Filesystem operations

image-tool fs <subcommand> exposes 10 first-class filesystem helpers that are also available as LangChain tools to the agent. The CLI side is NOT sandboxed (paths resolve relative to the current directory and the human user is trusted); the agent side enforces a sandbox rooted at IMAGE_TOOL_FS_ROOT (or process.cwd() when unset) and gates the destructive ops behind an interactive confirmation prompt.

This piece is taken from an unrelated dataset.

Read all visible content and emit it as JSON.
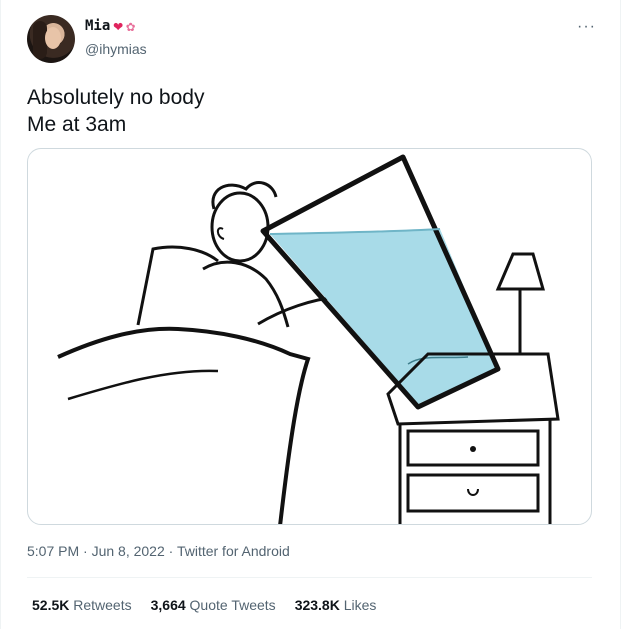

image-tool fs ls /tmp [-a] [--json]
image-tool fs stat /etc/hosts [--json]
image-tool fs read /etc/hosts [--max-bytes 4096] [--offset 0] [--base64-only] [--json]
image-tool fs write /tmp/x.txt --content "hello" [--overwrite] [--no-mkdir-p]
image-tool fs append /tmp/x.txt --from-stdin
image-tool fs mkdir -p /tmp/a/b/c
image-tool fs rm -rf /tmp/scratch
image-tool fs mv /tmp/old.txt /tmp/new.txt --overwrite
image-tool fs cp -r /tmp/src /tmp/dst
image-tool fs find "**/*.json" --root . --max-results 100

When --json is passed the command emits a single JSON object on stdout that mirrors the typed result in src/fs/types.ts — useful for scripting.

The agent catalog grows from 4 image tools to 14 once the fs tools are included (10 fs + 4 image). Destructive agent ops (fs_rm, fs_mv, fs_cp) require interactive confirmation; in one-shot mode they return a typed FsConfirmationRequiredError to the LLM so the agent sees a clear "the user needs to switch to interactive mode" signal instead of silently failing.

Optional environment

IMAGE_TOOL_FS_ROOT     Absolute sandbox root for the agent fs tools.
                       Defaults to `process.cwd()` at agent launch.
                       Has no effect on the CLI subcommands.